We are comfortably serving 2.5M dynamic generated pageviews every month across 3 webheads, 1 software load balancer and two large DB servers. This is all mod_perl work here. Last I looked we were doing about 1.5TB/month in bandwidth from these dynamic pages.
Webhead data (currently 3, adding 2 more soon):
2x1.67Ghz Athlon
3GB Ram / 18GB SCSI Disk (only used for logs, content is read over NFS)
LB data (we're moving this to a CISCO CSS 11050):
1x1.4Ghz PIII
2GB Ram / Disk unimportant, it's never touched.
Software load balancer: Pound, quite an amazing piece of software.
DB server (one live, one hot-spare)
4x1.6Ghz Xeon (PowerEdge 6650)
4GB Ram / Big ass disks and a 40GB database
MySQL currently sees about 500-600 queries per second on the DB. We need to implement more server-side caching though, we are seeing an alarming 54% query cache hit rate (4.0.12).
One thing I'm looking at is less computation on the forward-facing webservers. Instead, using SOAP to build the page components from a separate cluster of application servers. Preliminary testing is promising.
We got about a million pages a day or so... 95% or higher was highly dynamic database driven (plus there was a very active forums section). 5 1U 2CPU webservers (apache/php/coldfusion), 3 database servers (mysql w/ replication), and were at prob 40 to 50 percent capacity... would have been much better if there was more caching and/or a better indexed database
If it is linux you are wrong in a couple of ways.
1. Linux maps treads to processes so you get a mass of processes anyway.
2. If you want to run things that are not tread safe like PHP you have to pre-fork.
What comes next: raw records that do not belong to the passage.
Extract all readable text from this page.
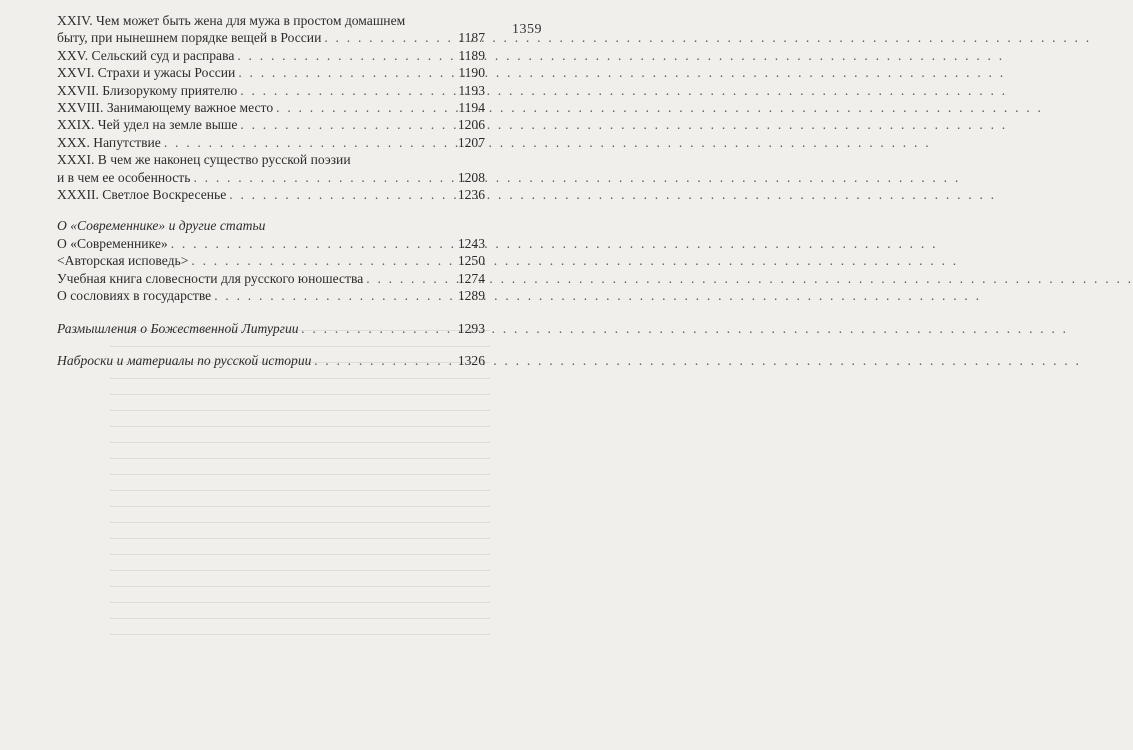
1359
XXIV. Чем может быть жена для мужа в простом домашнем
быту, при нынешнем порядке вещей в России . . .	1187
XXV. Сельский суд и расправа . . .	1189
XXVI. Страхи и ужасы России . . .	1190
XXVII. Близорукому приятелю . . .	1193
XXVIII. Занимающему важное место . . .	1194
XXIX. Чей удел на земле выше . . .	1206
XXX. Напутствие . . .	1207
XXXI. В чем же наконец существо русской поэзии
и в чем ее особенность . . .	1208
XXXII. Светлое Воскресенье . . .	1236
О «Современнике» и другие статьи
О «Современнике» . . .	1243
<Авторская исповедь> . . .	1250
Учебная книга словесности для русского юношества . . .	1274
О сословиях в государстве . . .	1289
Размышления о Божественной Литургии . . .	1293
Наброски и материалы по русской истории . . .	1326
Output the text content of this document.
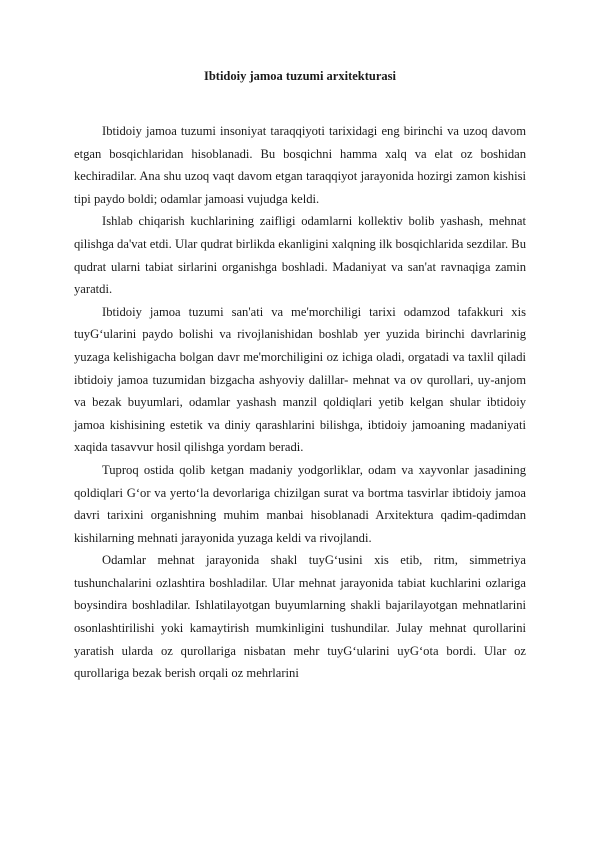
Ibtidoiy jamoa tuzumi arxitekturasi

Ibtidoiy jamoa tuzumi insoniyat taraqqiyoti tarixidagi eng birinchi va uzoq davom etgan bosqichlaridan hisoblanadi. Bu bosqichni hamma xalq va elat oz boshidan kechiradilar. Ana shu uzoq vaqt davom etgan taraqqiyot jarayonida hozirgi zamon kishisi tipi paydo boldi; odamlar jamoasi vujudga keldi.

Ishlab chiqarish kuchlarining zaifligi odamlarni kollektiv bolib yashash, mehnat qilishga da'vat etdi. Ular qudrat birlikda ekanligini xalqning ilk bosqichlarida sezdilar. Bu qudrat ularni tabiat sirlarini organishga boshladi. Madaniyat va san'at ravnaqiga zamin yaratdi.

Ibtidoiy jamoa tuzumi san'ati va me'morchiligi tarixi odamzod tafakkuri xis tuyG‘ularini paydo bolishi va rivojlanishidan boshlab yer yuzida birinchi davrlarinig yuzaga kelishigacha bolgan davr me'morchiligini oz ichiga oladi, orgatadi va taxlil qiladi ibtidoiy jamoa tuzumidan bizgacha ashyoviy dalillar- mehnat va ov qurollari, uy-anjom va bezak buyumlari, odamlar yashash manzil qoldiqlari yetib kelgan shular ibtidoiy jamoa kishisining estetik va diniy qarashlarini bilishga, ibtidoiy jamoaning madaniyati xaqida tasavvur hosil qilishga yordam beradi.

Tuproq ostida qolib ketgan madaniy yodgorliklar, odam va xayvonlar jasadining qoldiqlari G‘or va yerto‘la devorlariga chizilgan surat va bortma tasvirlar ibtidoiy jamoa davri tarixini organishning muhim manbai hisoblanadi Arxitektura qadim-qadimdan kishilarning mehnati jarayonida yuzaga keldi va rivojlandi.

Odamlar mehnat jarayonida shakl tuyG‘usini xis etib, ritm, simmetriya tushunchalarini ozlashtira boshladilar. Ular mehnat jarayonida tabiat kuchlarini ozlariga boysindira boshladilar. Ishlatilayotgan buyumlarning shakli bajarilayotgan mehnatlarini osonlashtirilishi yoki kamaytirish mumkinligini tushundilar. Julay mehnat qurollarini yaratish ularda oz qurollariga nisbatan mehr tuyG‘ularini uyG‘ota bordi. Ular oz qurollariga bezak berish orqali oz mehrlarini
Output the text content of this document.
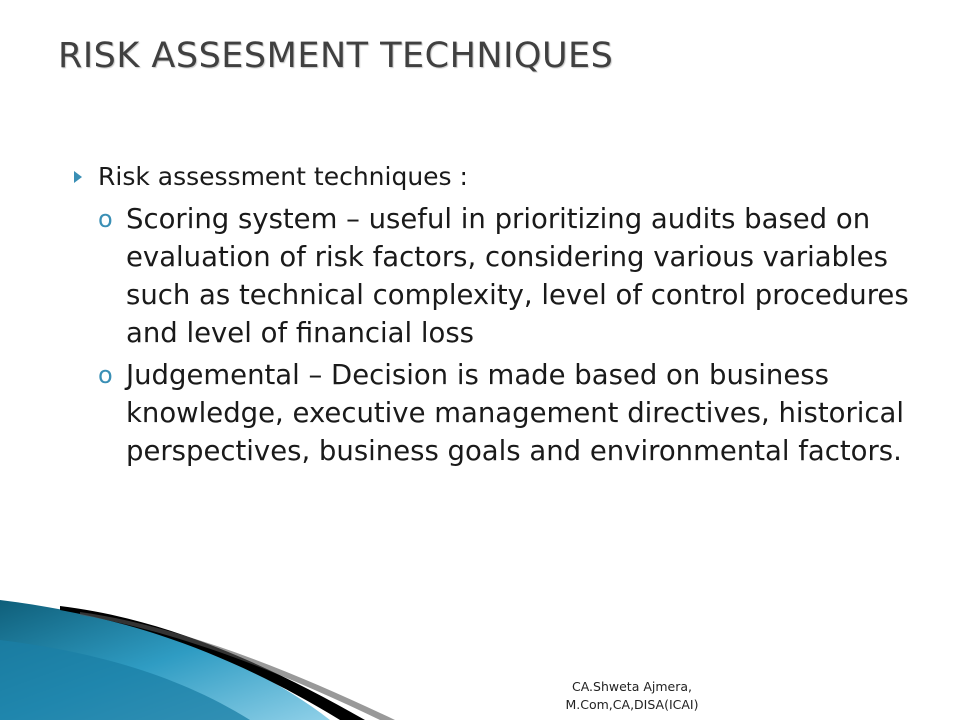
RISK ASSESMENT TECHNIQUES
Risk assessment techniques :
o Scoring system – useful in prioritizing audits based on evaluation of risk factors, considering various variables such as technical complexity, level of control procedures and level of financial loss
o Judgemental – Decision is made based on business knowledge, executive management directives, historical perspectives, business goals and environmental factors.
CA.Shweta Ajmera,
M.Com,CA,DISA(ICAI)
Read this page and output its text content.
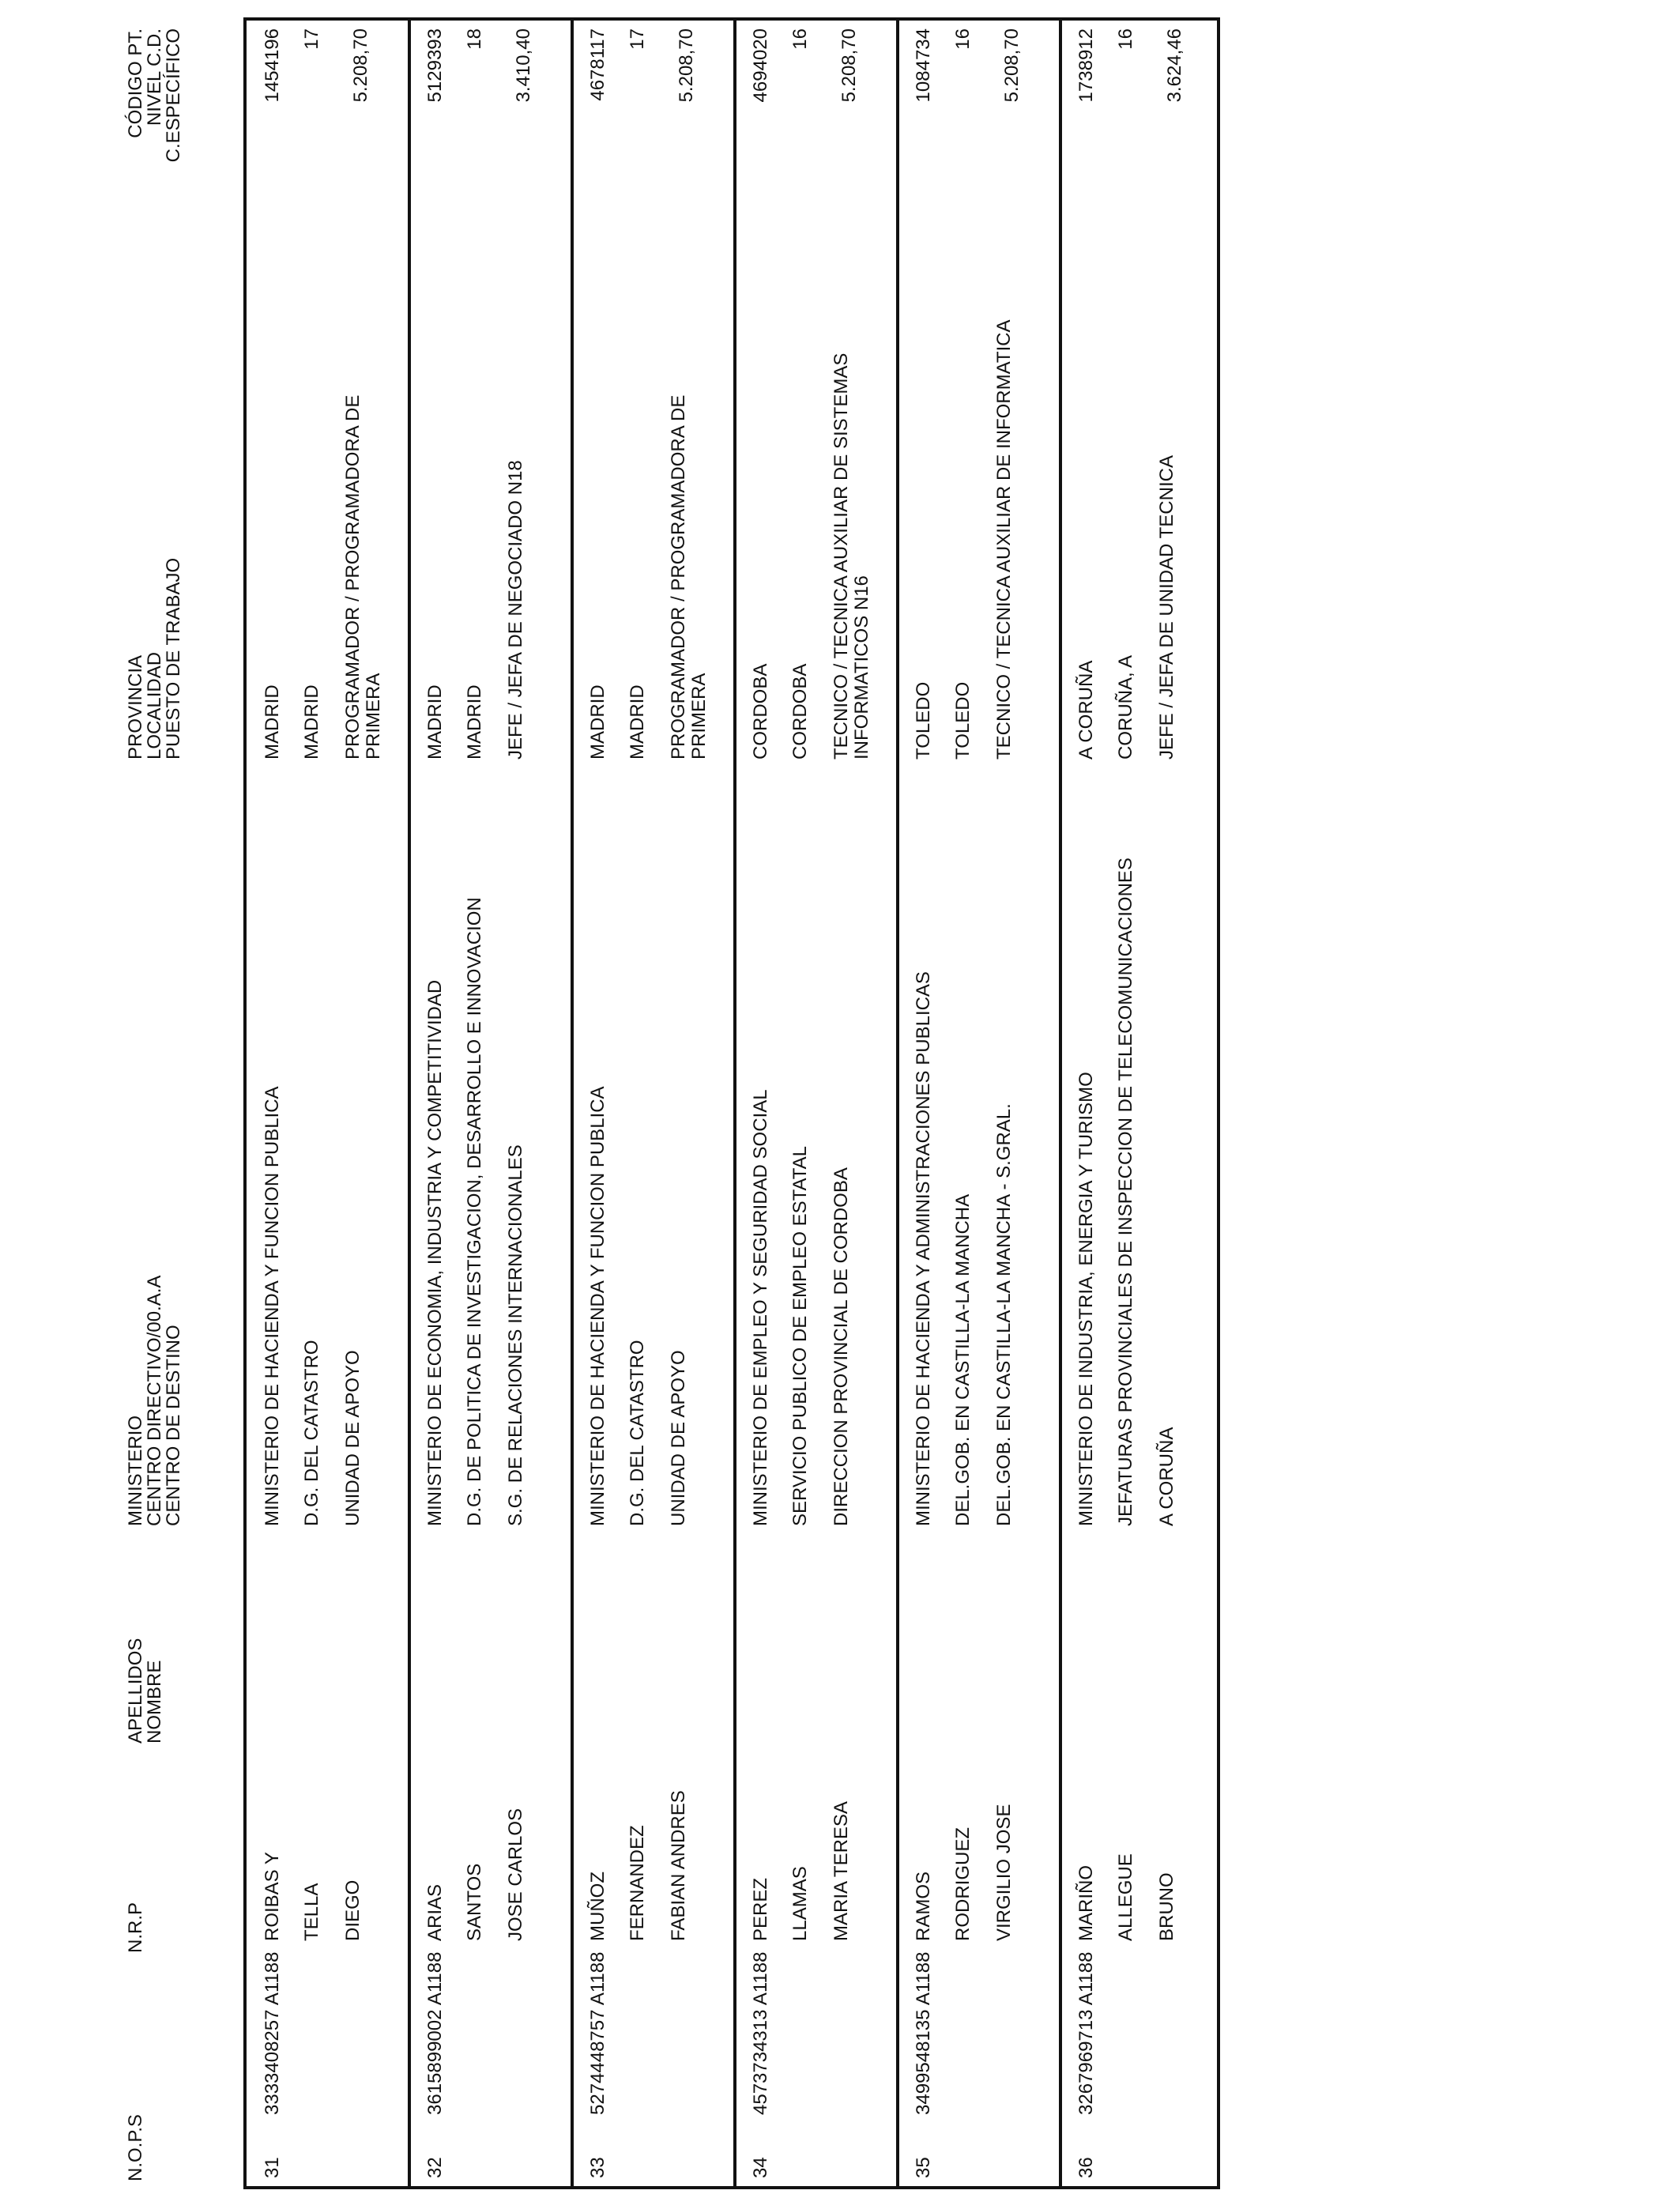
N.O.P.S
N.R.P
APELLIDOS
NOMBRE
MINISTERIO
CENTRO DIRECTIVO/00.A.A
CENTRO DE DESTINO
PROVINCIA
LOCALIDAD
PUESTO DE TRABAJO
CÓDIGO PT.
NIVEL C.D.
C.ESPECÍFICO
31
3333408257 A1188
ROIBAS Y TELLA DIEGO
MINISTERIO DE HACIENDA Y FUNCION PUBLICA D.G. DEL CATASTRO UNIDAD DE APOYO
MADRID MADRID PROGRAMADOR / PROGRAMADORA DE PRIMERA
1454196 17 5.208,70
32
3615899002 A1188
ARIAS SANTOS JOSE CARLOS
MINISTERIO DE ECONOMIA, INDUSTRIA Y COMPETITIVIDAD D.G. DE POLITICA DE INVESTIGACION, DESARROLLO E INNOVACION S.G. DE RELACIONES INTERNACIONALES
MADRID MADRID JEFE / JEFA DE NEGOCIADO N18
5129393 18 3.410,40
33
5274448757 A1188
MUÑOZ FERNANDEZ FABIAN ANDRES
MINISTERIO DE HACIENDA Y FUNCION PUBLICA D.G. DEL CATASTRO UNIDAD DE APOYO
MADRID MADRID PROGRAMADOR / PROGRAMADORA DE PRIMERA
4678117 17 5.208,70
34
4573734313 A1188
PEREZ LLAMAS MARIA TERESA
MINISTERIO DE EMPLEO Y SEGURIDAD SOCIAL SERVICIO PUBLICO DE EMPLEO ESTATAL DIRECCION PROVINCIAL DE CORDOBA
CORDOBA CORDOBA TECNICO / TECNICA AUXILIAR DE SISTEMAS INFORMATICOS N16
4694020 16 5.208,70
35
3499548135 A1188
RAMOS RODRIGUEZ VIRGILIO JOSE
MINISTERIO DE HACIENDA Y ADMINISTRACIONES PUBLICAS DEL.GOB. EN CASTILLA-LA MANCHA DEL.GOB. EN CASTILLA-LA MANCHA - S.GRAL.
TOLEDO TOLEDO TECNICO / TECNICA AUXILIAR DE INFORMATICA
1084734 16 5.208,70
36
3267969713 A1188
MARIÑO ALLEGUE BRUNO
MINISTERIO DE INDUSTRIA, ENERGIA Y TURISMO JEFATURAS PROVINCIALES DE INSPECCION DE TELECOMUNICACIONES A CORUÑA
A CORUÑA CORUÑA, A JEFE / JEFA DE UNIDAD TECNICA
1738912 16 3.624,46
In fact PHP's web site states not to run PHP, Apache, and UNIX-like OS 2.x on any production web site. Beause most libs for are not thread safe. Which means mod_perl and mod_* are going to have the same problems. It may work it may not that is not what I want to base my job on.
3. Single process, single threaded web servers are nice for static content but not for most modern hign volumn web sites which have lots of dynamic parts.
One day people will learn the folly of Winbloze, Linux Rules!